How do I find out 'What's Up?'?
Wednesday, January 8, 2014
Well, as promised, we go to the old mail bag for a letter -- or in this case, the computer in-box.
A question from a reader asks, "How do you know all this stuff about astronomy?"
OK, very good question. I got started in astronomy when I was about 12 years old.
My parents gave me a small telescope for Christmas. It wasn't very big, just about three-inches (80 mm), a Newtonian reflector.
It had a clunky, stiff, metal-legged tripod that was at times difficult to use and no finder scope. To locate an object you had to sight down the tube like you would a rifle. It was good that I was still young and limber because I ended up sometimes almost standing on my head to locate an object.
It had two eyepieces that gave magnification -- if I remember correctly -- of 25x and 80x, not real super, but enough to get a look at what you wanted to see.
Now, comes the big question. What do I want to look at?
At first I had no clue. I didn't know what was up there, nor where anything was located. Oh, I had the basic sky-knowledge I had learned in the Boy Scouts, but anything further such as specific objects, I had no clue.
So, I just started looking. Out in our backyard -- where it was very dark because of several very large Black Walnut trees -- I would set up the scope and pick out something from all the stars that were up there.
My first discovery? Stars are boring. In the telescope they were just bright pin-points of light, nothing special. Oh, Sirius was super.
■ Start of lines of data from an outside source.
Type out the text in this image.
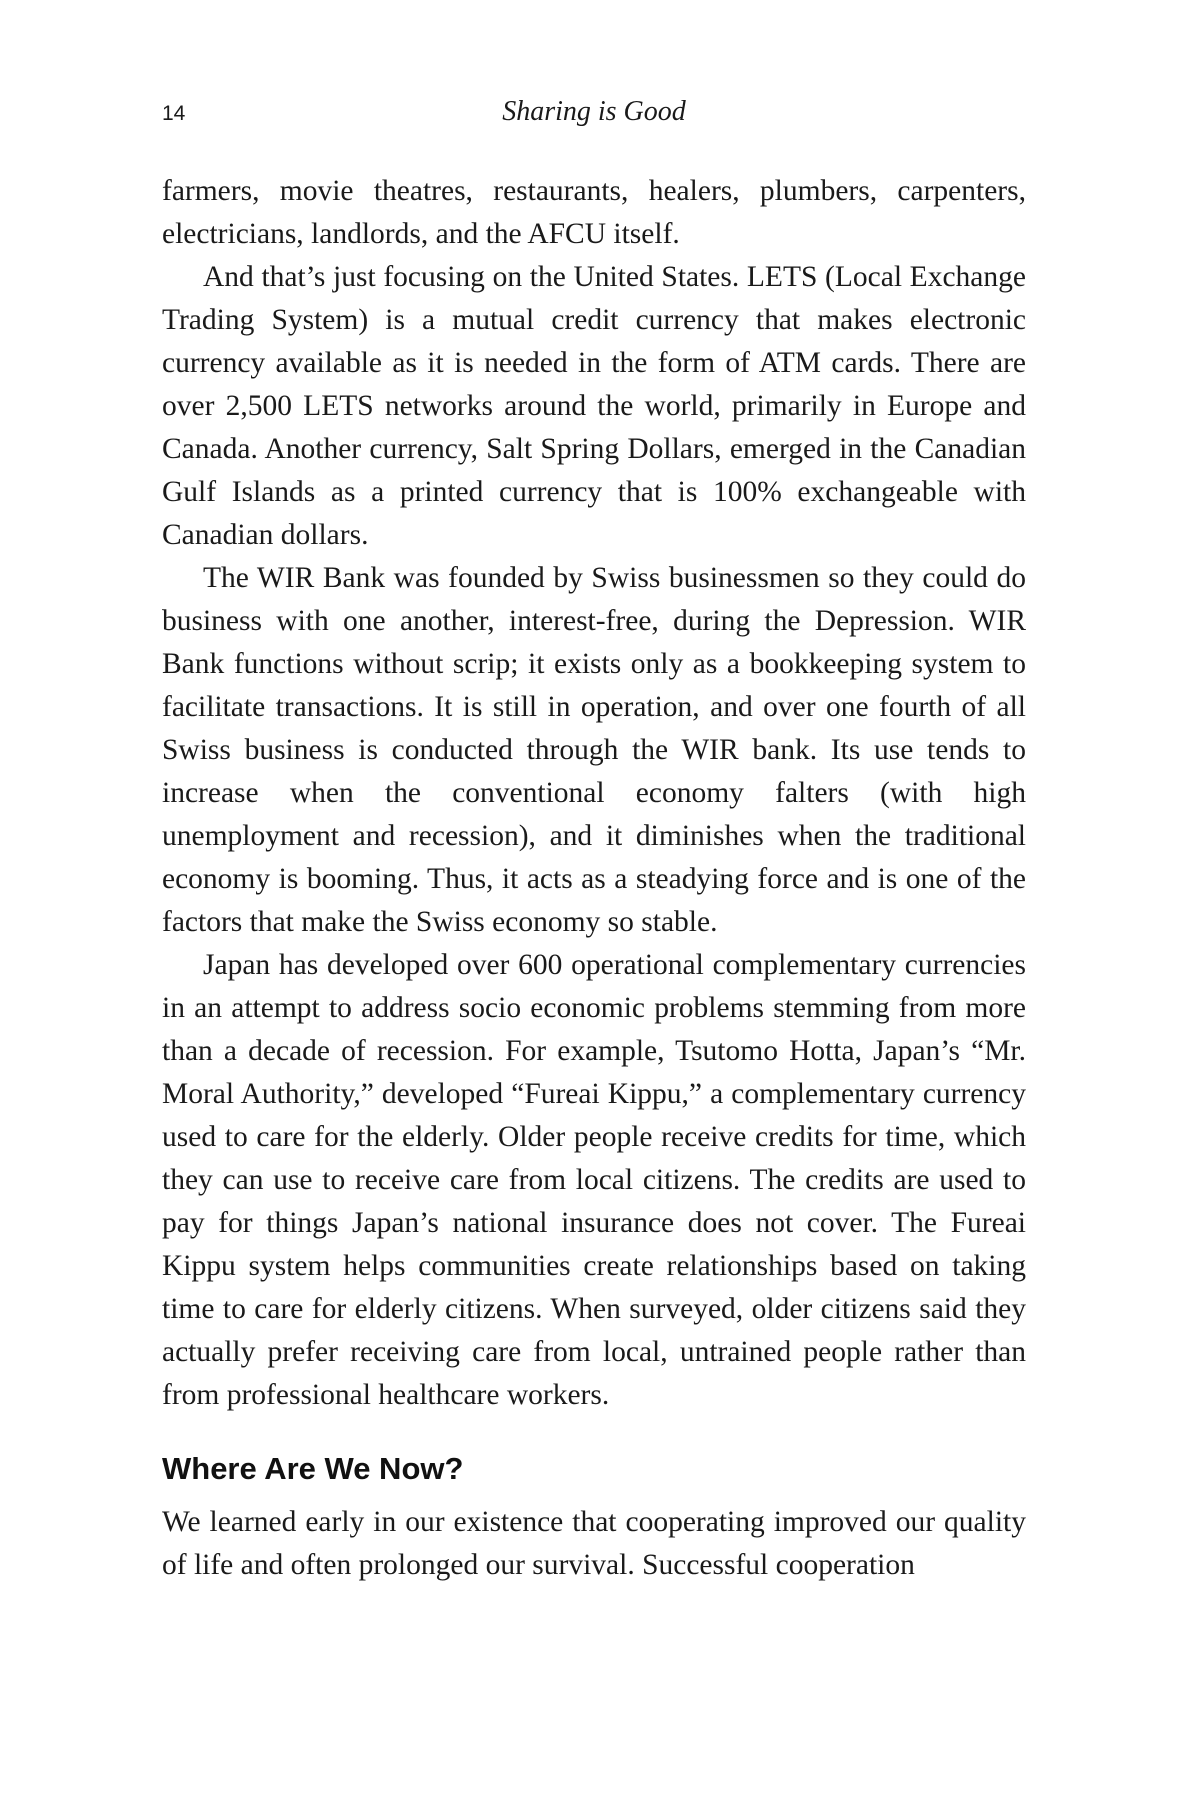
14	Sharing is Good

farmers, movie theatres, restaurants, healers, plumbers, carpenters, electricians, landlords, and the AFCU itself.

And that’s just focusing on the United States. LETS (Local Exchange Trading System) is a mutual credit currency that makes electronic currency available as it is needed in the form of ATM cards. There are over 2,500 LETS networks around the world, primarily in Europe and Canada. Another currency, Salt Spring Dollars, emerged in the Canadian Gulf Islands as a printed currency that is 100% exchangeable with Canadian dollars.

The WIR Bank was founded by Swiss businessmen so they could do business with one another, interest-free, during the Depression. WIR Bank functions without scrip; it exists only as a bookkeeping system to facilitate transactions. It is still in operation, and over one fourth of all Swiss business is conducted through the WIR bank. Its use tends to increase when the conventional economy falters (with high unemployment and recession), and it diminishes when the traditional economy is booming. Thus, it acts as a steadying force and is one of the factors that make the Swiss economy so stable.

Japan has developed over 600 operational complementary currencies in an attempt to address socio economic problems stemming from more than a decade of recession. For example, Tsutomo Hotta, Japan’s “Mr. Moral Authority,” developed “Fureai Kippu,” a complementary currency used to care for the elderly. Older people receive credits for time, which they can use to receive care from local citizens. The credits are used to pay for things Japan’s national insurance does not cover. The Fureai Kippu system helps communities create relationships based on taking time to care for elderly citizens. When surveyed, older citizens said they actually prefer receiving care from local, untrained people rather than from professional healthcare workers.

Where Are We Now?

We learned early in our existence that cooperating improved our quality of life and often prolonged our survival. Successful cooperation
It was blazing away with all kinds of bright colors, almost enough to blind you, but generally there was nothing interesting about stars.
That is when I "discovered" the Orion Nebula.
I knew that there was something there in the second star down in Orion's sword, but not sure what.
It was in the spring, and Orion was setting in the west. I set up the scope, stood on my head to sight it in, and began looking in the eyepiece. It took a bit because the alignment was never perfect, and then I saw it.
To say that my socks were blown off would be an understatement. Overwhelmed still does not cover the feeling, throw in amazed, astounded, astonished, stunned, dumbfounded, and thunderstruck and it may come close to what I was feeling.
There was this beautiful, amazing thing hanging out there in space, and I could see it with my tiny, little, clunky telescope. I was hooked, and that is why I still do what I do to this day.
But, that still hasn't answered the question, how do I know all this stuff I write about.
I subscribe to an astronomical magazine, I have have a couple zillion web pages I frequent, numerous astronomical podcasts I listen to, I have many, many astronomical books on my bookshelf, and I have a computer program that will show me the night sky at any given time or place so I can see what is where and when it will be there. Anything else I just Google the dickens out of it.
That is how I can tell you "What's Up."
SKYWATCH: First quarter moon yesterday, Jan. 7. Now is a good time to start following the moon for the rest of the month. Check its location each evening as it moves eastward across the sky. On Friday, Jan. 10, it will be near the Pleiades star cluster, the next night it is near Aldebaran, in Taurus, the Bull, then above the head of Orion, on Tuesday near Jupiter and on Wednesday, Jan. 15 it will be full.